2) Be specific: look for one or two projects or successes

You’ll need supporting facts and material, but it’s more important to find a hook to hang this on — an area of your work that exemplifies what you’re all about. Choosing this can be hard, especially if there are a number of people in the organisation keen to put forward their areas as the most important. But you can’t and shouldn’t try and give a completely comprehensive overview — the same way newspapers don’t give every story equal weight. Some stories just have more impact — your job is to find them.

3) Be Personal

Within those projects, find real people affected by your work and choose just one or two. If there have been hundreds of people involved, it will tempting to want to show the scale of the operation, but you should resist that urge, at least at first. Once you’ve got people responding with emotion to a particular facet of the story, you can then broaden the scope and show that what’s happening to this one person you now care about, is also happening to many others. But you have to make that emotional connection first, and that starts small.

4) Use your subjects’ own words

Where possible, you should let the people whose stories you’re telling speak for themselves — don’t just hold them up as examples.

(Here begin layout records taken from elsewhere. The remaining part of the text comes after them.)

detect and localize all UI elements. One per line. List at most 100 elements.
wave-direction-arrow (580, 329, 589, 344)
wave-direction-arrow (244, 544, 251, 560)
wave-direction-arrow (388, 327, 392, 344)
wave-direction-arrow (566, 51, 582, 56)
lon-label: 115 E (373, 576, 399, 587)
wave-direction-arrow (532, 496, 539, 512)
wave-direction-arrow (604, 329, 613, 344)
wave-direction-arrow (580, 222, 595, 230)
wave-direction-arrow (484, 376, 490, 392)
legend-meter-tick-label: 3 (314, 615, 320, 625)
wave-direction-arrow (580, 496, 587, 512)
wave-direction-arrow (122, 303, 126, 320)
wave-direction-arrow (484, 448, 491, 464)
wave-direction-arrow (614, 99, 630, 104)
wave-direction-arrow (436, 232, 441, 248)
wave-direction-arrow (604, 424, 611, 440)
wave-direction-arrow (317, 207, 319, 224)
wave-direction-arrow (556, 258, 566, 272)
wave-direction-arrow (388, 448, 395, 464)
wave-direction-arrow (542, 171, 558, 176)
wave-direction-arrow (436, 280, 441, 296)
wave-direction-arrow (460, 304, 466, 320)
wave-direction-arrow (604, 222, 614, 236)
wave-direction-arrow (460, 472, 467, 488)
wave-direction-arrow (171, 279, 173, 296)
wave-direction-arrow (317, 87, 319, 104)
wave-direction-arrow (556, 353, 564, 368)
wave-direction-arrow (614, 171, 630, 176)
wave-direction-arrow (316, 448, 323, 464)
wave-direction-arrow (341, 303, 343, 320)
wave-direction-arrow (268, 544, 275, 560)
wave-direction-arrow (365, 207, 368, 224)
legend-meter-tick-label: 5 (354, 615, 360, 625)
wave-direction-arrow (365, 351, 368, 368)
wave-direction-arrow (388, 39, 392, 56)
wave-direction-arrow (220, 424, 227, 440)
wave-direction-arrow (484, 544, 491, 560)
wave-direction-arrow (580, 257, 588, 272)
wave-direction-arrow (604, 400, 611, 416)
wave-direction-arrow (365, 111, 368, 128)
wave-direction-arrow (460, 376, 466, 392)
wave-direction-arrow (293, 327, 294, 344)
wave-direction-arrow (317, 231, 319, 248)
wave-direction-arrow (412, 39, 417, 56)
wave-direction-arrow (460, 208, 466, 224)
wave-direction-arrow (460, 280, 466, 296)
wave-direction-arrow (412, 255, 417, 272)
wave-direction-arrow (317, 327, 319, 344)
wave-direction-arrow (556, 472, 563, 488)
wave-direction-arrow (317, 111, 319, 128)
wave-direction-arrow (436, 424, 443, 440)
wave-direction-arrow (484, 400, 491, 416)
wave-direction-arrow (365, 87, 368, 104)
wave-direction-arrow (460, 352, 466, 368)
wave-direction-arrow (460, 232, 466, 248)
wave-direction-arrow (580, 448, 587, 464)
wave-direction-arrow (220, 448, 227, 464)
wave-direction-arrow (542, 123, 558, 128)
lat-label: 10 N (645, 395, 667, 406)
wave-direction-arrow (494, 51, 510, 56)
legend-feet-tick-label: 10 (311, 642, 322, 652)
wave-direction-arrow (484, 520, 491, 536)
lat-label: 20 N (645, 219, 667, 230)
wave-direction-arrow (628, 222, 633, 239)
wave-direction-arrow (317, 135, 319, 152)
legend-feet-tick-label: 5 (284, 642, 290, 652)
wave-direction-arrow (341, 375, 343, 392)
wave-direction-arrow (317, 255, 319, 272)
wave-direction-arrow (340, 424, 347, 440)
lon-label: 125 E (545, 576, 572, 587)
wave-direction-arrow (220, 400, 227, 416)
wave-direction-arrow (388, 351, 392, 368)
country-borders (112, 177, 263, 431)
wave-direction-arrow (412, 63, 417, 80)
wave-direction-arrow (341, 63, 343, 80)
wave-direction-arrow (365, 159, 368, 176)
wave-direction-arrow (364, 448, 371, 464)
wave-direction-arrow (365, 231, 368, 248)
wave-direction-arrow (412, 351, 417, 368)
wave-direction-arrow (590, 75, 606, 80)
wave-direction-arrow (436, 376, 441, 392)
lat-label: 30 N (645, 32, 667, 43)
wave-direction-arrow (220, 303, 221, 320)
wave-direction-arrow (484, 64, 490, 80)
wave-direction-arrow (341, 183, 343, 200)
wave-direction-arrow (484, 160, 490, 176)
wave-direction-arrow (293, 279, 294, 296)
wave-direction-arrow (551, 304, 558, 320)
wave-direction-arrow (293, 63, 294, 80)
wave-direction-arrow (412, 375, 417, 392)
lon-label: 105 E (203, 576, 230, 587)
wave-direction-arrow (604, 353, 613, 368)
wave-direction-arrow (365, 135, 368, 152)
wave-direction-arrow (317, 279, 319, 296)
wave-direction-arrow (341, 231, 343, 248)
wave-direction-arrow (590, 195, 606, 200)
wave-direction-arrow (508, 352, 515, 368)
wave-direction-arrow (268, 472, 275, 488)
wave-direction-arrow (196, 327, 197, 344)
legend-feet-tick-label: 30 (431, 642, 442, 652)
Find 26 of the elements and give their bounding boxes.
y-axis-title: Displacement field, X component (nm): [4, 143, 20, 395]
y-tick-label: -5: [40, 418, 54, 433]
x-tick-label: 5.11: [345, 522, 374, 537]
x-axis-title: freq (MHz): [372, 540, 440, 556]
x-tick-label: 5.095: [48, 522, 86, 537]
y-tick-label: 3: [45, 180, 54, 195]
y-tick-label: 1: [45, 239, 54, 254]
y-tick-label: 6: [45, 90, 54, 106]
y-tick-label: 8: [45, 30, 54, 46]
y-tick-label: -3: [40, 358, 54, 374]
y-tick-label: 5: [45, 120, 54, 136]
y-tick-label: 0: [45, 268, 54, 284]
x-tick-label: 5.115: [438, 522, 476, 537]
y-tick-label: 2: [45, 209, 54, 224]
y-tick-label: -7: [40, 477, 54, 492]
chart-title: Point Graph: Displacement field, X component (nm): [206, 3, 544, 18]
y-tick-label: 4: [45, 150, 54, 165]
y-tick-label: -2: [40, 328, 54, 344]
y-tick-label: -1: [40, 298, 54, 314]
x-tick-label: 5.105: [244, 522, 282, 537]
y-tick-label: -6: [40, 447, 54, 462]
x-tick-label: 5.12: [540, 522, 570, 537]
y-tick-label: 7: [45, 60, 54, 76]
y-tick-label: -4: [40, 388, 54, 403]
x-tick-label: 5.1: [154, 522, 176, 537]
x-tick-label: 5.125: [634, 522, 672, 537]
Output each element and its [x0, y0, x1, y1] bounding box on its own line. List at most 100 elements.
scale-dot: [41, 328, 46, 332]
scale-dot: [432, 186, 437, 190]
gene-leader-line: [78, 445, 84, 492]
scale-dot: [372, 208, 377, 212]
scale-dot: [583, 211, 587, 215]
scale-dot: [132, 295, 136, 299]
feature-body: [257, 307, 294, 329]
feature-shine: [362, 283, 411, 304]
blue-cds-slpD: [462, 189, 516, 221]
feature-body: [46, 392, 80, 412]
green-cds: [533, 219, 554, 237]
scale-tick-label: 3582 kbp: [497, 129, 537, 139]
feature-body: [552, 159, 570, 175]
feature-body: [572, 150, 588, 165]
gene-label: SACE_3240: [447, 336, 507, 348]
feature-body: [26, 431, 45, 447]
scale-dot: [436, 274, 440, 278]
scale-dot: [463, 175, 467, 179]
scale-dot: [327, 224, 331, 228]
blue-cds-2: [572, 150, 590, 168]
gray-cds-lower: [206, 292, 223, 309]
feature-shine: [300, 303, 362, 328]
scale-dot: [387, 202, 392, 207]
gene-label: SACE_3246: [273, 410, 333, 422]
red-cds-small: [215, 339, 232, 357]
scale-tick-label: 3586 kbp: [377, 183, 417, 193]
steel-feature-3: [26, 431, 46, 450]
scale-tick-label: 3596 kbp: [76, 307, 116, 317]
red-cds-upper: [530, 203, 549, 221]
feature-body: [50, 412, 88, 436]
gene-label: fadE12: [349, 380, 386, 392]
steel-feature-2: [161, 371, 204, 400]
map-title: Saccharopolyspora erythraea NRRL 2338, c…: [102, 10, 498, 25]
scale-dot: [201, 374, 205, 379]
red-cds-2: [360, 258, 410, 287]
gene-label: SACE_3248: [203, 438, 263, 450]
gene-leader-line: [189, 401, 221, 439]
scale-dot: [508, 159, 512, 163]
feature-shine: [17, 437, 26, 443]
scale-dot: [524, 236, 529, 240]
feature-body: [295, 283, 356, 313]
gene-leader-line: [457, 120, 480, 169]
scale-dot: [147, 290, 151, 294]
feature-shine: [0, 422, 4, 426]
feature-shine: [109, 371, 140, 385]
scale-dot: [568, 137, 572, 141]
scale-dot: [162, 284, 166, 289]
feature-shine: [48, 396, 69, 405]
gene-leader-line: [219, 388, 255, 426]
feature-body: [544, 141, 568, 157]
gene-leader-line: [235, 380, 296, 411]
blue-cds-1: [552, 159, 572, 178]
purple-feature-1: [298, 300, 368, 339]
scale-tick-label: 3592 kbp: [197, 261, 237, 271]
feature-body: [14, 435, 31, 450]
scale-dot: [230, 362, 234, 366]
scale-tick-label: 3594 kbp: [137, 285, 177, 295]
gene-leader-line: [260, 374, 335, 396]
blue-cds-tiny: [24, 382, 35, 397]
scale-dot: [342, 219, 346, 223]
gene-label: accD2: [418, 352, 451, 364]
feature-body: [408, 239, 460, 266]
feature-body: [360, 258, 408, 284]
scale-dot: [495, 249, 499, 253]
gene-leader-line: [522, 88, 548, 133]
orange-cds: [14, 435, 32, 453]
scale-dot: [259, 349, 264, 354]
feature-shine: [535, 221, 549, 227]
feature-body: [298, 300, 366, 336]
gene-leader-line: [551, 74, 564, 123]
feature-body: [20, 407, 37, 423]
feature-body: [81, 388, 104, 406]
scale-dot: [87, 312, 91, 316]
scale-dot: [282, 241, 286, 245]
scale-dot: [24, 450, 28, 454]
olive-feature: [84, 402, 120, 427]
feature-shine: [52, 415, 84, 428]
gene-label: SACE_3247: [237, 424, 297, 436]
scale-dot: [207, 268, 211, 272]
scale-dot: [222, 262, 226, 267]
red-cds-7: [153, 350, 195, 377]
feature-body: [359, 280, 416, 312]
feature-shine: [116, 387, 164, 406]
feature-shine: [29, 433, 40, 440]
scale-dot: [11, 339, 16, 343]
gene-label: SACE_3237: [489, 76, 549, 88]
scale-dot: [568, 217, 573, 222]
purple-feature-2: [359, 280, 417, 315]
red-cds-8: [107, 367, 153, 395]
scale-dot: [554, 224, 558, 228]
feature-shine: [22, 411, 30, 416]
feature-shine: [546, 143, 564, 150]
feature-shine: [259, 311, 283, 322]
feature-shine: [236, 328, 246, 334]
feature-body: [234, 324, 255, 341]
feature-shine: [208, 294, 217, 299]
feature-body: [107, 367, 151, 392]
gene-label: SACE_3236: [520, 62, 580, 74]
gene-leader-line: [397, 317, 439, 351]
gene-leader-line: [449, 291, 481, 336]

This is done with details — take strong photographs or record good video, and include direct quotes in any written work.

5) Choose the best media for the story (and use them well)

It’s great that it’s now affordable to create stories in any number of different media types — including video, audio, stills photography, a well-written blog post, or an interview via Skype. Videos and images get more responses and shares on social media, increasing your impact, You don’t have to spend a lot, but unless you have professional-grade skills yourself, you need to spend something. Your audience will notice (and be distracted) by poor-quality media, writing or images.

6) Give the audience different ways to get involved

Not everyone will reach for their credit card after they’ve experienced the story you’re telling, but they might well want to keep in touch with the organization that has just made them feel something. So multiple options for keeping connected (with different levels of commitment for different comfort levels) is a great idea — from making it easy to share the story themselves, to email newsletter signups through to instant donations and memberships.

Putting it All Together — charity: water example

While I was writing this post, a note from charity: water appeared on my Facebook wall. It was a video for their current September campaign, and it is a good example of many of the points I raise here (even if I could do without the creative director’s pieces to camera).

It tells the story of one Rwandan family’s day — including the three hours the kids spend fetching dirty water from the river.

It’s not perfect, but the video gives you a connection to real people that you can help. Being asked ‘Would you like to help bring clean water to a Rwandan village?’ doesn’t involve our feelings in the same way as ‘Look at this particular family and what they have to do every day. Would you like to help them?’.

Make it personal, and you’ll make a difference. And don’t rely on the pie chart.